Naked Harry shook his head. "No," he said meekly, "I want to be in Gryffindor with my friends Ron and Hermionoenoenee."
"Hrmmmmm…." the Sorting Hat pondered, still hanging limply from Harry's penis. "Maybe I can get a pure Slytherin in here to change your mind."
And then Draco watched as he, Draco, walked up to naked Harry and began kissing him snobbishly.
"See, Harry? Slytherin will help you on your way to greatness," the Sorting Hat laughed.
"And I will help you on your way to being super gay with me and stuff," Draco said. Then they started putting their dicks in each other's butts.
Draco pulled away from the vision he saw in the Mirror, stumbling backwards in shock. Him and Harry? Doing it in the butt? Is that what he really desires?
"Well?" Harry asked nervously, wrining his hands together. "What did you see?"
"I saw…" Draco trailed off, his face turning red.
"Did you see us… you know… doing it in the butt?"
"WHOA WHOA WHOA. NO I DID NOT SEE US WITH THE DOING IT IN THE BUTT, HARRY."
"You totally saw us doing it in the butt, didn't you?"
"Yeah."
"It's chill, Draco. I saw that as well."
It was pretty quiet for like a good twenty seconds after that. Draco and Harry kept exchanging flirty, uncomfortable glances.

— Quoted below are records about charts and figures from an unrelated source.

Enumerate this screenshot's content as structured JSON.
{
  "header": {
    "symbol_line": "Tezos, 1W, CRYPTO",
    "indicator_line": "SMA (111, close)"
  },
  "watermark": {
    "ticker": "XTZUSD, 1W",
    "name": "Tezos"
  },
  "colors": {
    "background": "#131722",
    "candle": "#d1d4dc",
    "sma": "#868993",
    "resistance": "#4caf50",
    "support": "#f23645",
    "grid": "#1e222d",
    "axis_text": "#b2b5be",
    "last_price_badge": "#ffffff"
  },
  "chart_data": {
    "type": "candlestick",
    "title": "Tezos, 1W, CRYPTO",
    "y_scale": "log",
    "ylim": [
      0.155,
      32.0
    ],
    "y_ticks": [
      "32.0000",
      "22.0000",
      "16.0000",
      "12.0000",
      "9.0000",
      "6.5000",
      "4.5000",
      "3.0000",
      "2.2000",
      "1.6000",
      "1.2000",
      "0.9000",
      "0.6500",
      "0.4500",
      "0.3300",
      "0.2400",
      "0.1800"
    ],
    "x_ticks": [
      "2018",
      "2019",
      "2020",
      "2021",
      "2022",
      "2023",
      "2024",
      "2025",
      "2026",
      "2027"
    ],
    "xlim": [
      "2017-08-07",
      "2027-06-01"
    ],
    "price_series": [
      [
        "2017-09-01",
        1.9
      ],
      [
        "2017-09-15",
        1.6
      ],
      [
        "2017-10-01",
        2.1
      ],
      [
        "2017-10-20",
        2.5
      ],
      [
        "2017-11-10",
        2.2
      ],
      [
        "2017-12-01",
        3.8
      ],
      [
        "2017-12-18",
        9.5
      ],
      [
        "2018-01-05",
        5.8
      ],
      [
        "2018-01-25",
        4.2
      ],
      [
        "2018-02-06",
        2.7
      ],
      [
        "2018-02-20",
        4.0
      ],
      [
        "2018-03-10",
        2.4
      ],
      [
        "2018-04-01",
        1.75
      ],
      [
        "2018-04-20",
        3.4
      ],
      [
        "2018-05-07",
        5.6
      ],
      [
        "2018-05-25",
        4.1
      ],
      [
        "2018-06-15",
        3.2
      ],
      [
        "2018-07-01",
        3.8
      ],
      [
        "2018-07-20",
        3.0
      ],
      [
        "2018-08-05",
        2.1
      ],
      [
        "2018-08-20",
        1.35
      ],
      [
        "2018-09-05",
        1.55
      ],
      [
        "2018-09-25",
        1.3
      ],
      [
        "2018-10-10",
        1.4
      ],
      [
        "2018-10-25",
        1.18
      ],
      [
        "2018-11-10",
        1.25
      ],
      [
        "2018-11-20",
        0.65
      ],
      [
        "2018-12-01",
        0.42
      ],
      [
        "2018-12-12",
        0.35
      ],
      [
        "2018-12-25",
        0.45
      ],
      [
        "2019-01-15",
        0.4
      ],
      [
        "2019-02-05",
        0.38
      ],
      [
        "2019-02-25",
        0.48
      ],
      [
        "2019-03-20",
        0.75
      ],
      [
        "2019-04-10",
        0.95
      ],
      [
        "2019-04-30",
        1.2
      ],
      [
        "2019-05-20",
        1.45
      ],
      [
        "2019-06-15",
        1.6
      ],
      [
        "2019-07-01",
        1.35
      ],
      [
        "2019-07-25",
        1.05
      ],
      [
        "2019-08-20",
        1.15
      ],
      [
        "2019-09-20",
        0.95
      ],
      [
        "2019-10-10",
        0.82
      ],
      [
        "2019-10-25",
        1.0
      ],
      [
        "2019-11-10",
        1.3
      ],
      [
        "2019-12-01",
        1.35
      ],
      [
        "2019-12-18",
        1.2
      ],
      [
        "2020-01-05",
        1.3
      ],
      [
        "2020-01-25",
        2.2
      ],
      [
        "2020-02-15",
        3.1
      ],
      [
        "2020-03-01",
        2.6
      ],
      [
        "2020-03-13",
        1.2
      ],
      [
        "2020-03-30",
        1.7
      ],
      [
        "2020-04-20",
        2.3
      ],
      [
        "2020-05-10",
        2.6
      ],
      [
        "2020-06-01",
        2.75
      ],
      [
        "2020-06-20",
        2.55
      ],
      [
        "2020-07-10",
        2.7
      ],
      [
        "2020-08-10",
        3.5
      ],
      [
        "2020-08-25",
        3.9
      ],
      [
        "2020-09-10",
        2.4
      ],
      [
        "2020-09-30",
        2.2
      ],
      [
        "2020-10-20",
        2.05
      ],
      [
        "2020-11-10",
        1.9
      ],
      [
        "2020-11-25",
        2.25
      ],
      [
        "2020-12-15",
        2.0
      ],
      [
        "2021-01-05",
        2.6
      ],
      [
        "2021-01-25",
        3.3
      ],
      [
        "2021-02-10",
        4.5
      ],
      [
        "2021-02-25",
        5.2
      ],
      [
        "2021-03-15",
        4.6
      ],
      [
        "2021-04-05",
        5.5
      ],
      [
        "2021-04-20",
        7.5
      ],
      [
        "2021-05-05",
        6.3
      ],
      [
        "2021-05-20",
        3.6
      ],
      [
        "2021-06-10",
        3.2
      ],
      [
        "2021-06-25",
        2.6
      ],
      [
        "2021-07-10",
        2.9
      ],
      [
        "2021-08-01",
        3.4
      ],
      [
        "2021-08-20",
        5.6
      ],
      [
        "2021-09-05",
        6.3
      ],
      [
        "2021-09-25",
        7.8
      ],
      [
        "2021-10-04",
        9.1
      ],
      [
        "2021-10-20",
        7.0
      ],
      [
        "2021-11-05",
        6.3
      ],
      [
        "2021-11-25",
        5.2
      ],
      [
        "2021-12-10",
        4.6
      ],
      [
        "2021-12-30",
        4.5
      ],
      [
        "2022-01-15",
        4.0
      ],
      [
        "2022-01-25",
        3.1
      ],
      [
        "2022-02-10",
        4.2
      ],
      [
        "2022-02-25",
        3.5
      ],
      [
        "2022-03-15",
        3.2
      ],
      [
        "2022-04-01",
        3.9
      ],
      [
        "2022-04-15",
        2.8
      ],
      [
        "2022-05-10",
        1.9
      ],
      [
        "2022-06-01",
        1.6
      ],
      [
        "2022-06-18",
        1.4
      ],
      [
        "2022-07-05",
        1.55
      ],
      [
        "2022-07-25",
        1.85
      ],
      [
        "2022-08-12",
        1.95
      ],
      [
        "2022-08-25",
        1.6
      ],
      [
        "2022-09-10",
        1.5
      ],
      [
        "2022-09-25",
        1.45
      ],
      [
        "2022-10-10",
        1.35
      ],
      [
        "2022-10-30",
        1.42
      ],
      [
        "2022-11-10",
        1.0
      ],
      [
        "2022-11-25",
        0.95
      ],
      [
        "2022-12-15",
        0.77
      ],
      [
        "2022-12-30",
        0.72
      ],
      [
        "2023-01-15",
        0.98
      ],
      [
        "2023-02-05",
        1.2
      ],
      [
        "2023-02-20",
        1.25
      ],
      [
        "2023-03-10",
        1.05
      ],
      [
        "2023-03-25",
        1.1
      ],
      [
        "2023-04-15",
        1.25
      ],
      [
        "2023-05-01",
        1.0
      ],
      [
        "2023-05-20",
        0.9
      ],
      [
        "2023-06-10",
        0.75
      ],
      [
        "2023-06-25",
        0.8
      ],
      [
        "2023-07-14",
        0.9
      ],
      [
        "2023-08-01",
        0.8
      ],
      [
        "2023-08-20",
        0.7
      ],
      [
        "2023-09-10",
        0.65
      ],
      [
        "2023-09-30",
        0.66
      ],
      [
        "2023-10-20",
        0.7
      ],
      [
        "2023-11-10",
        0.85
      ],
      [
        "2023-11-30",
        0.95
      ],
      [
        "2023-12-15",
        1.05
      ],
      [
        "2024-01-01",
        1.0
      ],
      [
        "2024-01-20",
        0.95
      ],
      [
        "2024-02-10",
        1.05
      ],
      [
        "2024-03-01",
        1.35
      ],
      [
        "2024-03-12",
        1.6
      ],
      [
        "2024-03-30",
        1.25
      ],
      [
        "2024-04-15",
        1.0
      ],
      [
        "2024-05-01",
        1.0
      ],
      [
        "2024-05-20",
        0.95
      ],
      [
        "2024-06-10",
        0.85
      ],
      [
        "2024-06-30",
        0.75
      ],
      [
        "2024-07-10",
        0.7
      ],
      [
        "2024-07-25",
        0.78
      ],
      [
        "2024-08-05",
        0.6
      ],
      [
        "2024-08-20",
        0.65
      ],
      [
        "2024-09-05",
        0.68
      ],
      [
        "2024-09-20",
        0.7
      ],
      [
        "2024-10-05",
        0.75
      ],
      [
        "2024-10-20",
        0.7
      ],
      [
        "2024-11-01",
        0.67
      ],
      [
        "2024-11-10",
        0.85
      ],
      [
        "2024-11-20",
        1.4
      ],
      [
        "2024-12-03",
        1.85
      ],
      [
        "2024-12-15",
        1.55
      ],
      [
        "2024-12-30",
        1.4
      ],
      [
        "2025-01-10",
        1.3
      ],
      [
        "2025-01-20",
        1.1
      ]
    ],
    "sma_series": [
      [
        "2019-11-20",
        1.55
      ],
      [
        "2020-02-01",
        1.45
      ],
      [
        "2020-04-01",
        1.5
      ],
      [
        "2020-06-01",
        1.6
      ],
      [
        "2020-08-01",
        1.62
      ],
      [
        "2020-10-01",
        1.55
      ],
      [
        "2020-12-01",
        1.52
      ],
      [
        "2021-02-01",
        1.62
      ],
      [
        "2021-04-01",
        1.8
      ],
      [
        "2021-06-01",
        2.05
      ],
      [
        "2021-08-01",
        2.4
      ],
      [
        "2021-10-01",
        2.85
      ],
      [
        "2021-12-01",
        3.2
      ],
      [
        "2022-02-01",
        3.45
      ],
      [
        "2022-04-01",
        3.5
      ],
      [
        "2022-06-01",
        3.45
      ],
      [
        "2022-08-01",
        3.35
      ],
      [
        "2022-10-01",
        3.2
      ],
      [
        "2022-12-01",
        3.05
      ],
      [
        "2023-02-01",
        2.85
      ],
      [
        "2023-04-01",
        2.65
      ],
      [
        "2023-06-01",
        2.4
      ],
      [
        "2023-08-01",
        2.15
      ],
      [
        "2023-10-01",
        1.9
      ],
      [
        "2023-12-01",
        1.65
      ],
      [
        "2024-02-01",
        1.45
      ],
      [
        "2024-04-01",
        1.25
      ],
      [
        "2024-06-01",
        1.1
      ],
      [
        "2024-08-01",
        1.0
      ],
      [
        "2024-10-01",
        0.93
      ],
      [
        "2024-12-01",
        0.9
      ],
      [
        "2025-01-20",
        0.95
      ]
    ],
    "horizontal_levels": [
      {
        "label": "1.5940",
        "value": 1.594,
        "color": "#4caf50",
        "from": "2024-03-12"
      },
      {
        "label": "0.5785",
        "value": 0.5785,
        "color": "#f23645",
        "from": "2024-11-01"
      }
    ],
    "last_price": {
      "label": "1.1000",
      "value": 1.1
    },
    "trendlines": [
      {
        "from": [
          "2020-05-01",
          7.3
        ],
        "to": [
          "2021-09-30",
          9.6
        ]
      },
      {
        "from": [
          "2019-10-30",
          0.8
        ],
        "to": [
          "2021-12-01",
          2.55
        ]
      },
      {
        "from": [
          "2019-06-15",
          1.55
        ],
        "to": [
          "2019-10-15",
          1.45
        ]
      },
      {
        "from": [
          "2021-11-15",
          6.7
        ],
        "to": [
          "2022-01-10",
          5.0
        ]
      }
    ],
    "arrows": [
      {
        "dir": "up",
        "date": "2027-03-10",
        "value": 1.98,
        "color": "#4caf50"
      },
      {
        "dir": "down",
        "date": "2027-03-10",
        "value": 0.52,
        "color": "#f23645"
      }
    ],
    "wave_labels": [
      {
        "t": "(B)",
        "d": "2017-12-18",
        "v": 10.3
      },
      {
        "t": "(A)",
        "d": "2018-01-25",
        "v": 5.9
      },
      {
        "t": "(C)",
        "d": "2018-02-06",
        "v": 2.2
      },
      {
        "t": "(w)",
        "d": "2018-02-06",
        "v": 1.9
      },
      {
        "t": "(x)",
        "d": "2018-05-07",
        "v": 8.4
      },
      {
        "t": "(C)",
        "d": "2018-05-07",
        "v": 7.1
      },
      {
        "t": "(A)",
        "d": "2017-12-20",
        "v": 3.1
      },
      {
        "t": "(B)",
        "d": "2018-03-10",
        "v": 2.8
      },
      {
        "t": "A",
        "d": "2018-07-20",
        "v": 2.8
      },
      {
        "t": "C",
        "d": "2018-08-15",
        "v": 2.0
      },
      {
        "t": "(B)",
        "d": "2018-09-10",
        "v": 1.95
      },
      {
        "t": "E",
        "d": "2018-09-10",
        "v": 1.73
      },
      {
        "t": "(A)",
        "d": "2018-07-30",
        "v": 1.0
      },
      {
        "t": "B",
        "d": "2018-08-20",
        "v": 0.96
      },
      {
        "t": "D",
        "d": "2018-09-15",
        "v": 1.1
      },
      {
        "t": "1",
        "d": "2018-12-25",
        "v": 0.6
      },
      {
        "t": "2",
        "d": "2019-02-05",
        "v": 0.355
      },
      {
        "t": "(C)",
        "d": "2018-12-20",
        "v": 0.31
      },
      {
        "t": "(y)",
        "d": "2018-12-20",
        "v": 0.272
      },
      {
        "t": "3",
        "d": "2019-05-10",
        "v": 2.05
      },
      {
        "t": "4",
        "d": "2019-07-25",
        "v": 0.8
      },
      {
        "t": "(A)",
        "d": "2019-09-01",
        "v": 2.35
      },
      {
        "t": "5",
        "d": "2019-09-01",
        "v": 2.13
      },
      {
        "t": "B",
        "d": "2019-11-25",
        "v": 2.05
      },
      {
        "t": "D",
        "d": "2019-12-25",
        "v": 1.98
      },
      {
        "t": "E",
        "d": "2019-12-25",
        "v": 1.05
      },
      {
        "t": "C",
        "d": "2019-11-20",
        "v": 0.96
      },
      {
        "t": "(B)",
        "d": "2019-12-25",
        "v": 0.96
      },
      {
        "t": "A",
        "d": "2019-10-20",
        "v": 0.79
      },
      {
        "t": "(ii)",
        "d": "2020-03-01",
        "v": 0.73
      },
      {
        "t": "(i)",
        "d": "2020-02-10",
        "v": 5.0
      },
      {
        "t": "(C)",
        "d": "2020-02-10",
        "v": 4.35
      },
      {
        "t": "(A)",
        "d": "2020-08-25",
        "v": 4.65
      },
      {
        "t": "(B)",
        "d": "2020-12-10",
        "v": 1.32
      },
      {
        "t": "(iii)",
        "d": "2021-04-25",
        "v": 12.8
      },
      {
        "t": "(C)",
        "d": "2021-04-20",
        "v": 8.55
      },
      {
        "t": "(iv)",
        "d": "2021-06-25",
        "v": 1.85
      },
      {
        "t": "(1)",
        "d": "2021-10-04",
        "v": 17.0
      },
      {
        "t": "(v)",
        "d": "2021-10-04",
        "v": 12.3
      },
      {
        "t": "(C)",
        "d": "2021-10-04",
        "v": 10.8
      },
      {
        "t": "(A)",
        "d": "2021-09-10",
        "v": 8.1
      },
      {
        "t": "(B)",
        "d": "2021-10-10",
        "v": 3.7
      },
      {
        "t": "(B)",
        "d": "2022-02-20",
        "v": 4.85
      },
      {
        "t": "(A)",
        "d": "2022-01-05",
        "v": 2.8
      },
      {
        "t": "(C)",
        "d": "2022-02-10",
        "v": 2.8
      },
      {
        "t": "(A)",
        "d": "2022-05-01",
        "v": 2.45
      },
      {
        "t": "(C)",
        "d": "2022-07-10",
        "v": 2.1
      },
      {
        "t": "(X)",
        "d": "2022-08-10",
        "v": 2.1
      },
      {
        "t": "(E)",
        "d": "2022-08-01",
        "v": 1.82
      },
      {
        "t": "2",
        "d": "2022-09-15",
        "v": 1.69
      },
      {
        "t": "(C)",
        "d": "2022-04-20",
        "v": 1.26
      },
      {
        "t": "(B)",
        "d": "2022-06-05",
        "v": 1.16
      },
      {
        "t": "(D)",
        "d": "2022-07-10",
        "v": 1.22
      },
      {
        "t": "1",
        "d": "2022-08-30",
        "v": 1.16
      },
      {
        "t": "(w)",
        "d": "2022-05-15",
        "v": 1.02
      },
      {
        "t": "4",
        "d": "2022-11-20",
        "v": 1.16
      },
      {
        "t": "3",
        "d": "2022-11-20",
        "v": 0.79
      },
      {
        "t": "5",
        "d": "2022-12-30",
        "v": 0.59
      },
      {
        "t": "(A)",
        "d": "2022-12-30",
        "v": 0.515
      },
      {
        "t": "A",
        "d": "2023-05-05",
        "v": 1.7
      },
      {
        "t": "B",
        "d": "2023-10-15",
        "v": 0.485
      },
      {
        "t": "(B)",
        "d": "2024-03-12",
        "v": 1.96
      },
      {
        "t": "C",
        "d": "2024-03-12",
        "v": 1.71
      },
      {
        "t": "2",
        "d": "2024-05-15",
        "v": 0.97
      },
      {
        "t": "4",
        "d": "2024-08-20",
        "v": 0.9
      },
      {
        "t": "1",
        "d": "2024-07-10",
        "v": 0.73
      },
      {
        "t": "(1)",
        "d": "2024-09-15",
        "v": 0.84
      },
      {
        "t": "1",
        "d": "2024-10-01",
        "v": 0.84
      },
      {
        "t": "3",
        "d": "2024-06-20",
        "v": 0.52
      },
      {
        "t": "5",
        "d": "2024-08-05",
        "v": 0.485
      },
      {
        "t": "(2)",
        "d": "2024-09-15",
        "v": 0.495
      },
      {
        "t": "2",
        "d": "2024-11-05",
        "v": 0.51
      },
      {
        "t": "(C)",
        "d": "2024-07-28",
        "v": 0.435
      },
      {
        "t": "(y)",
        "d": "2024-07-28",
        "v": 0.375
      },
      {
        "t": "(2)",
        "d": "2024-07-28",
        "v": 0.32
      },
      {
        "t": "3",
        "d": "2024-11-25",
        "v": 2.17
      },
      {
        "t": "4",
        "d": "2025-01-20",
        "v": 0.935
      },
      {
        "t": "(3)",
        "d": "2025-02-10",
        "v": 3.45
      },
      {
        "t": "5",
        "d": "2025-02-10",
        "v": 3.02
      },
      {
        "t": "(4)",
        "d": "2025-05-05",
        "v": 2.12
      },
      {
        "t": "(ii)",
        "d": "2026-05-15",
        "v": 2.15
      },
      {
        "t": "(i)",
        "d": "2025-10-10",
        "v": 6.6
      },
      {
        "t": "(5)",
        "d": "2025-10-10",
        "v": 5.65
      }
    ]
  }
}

"So…." Draco started, putting his hand behind his head. "I mean, we could explore these deep desires. You know, if you wanted."
Harry blushed. "Yeah, sounds like a good idea."
So they were about to kiss when all of a sudden a blue phonebox materialized out of thin air.
"What the patoot?" Draco asked, confused.
A man stepped out of the blue phonebox. He was wearing 3D glasses and pretty sweet converse.
"I'm the Doctor," the man introduced, "and I'm here because I sensed something super gay was about to happen."
Harry nodded. "Yeah, Draco and I were just about to put our dicks in each other's butts."
The Doctor was taken aback. "What? Are you serious?"
"Yeah, man," Draco said. "It's, like, the late 90's, okay? Get with the program."
The Doctor waved his hands in front of his face. "No, no, it's not that. It's just that… Why be gay here when you can be HOMOSEXUALS ON THE MOON?"
So the Doctor took Harry and Draco into the TARDIS and transported them to the moon. Being gay on the moon was super awesome. Everybody did a high-five freeze frame in zero gravity conditions. Harry never saw Ginny ever again but she was fine with it because Dean Thomas is considerably hotter anyways. Penises in space are cool.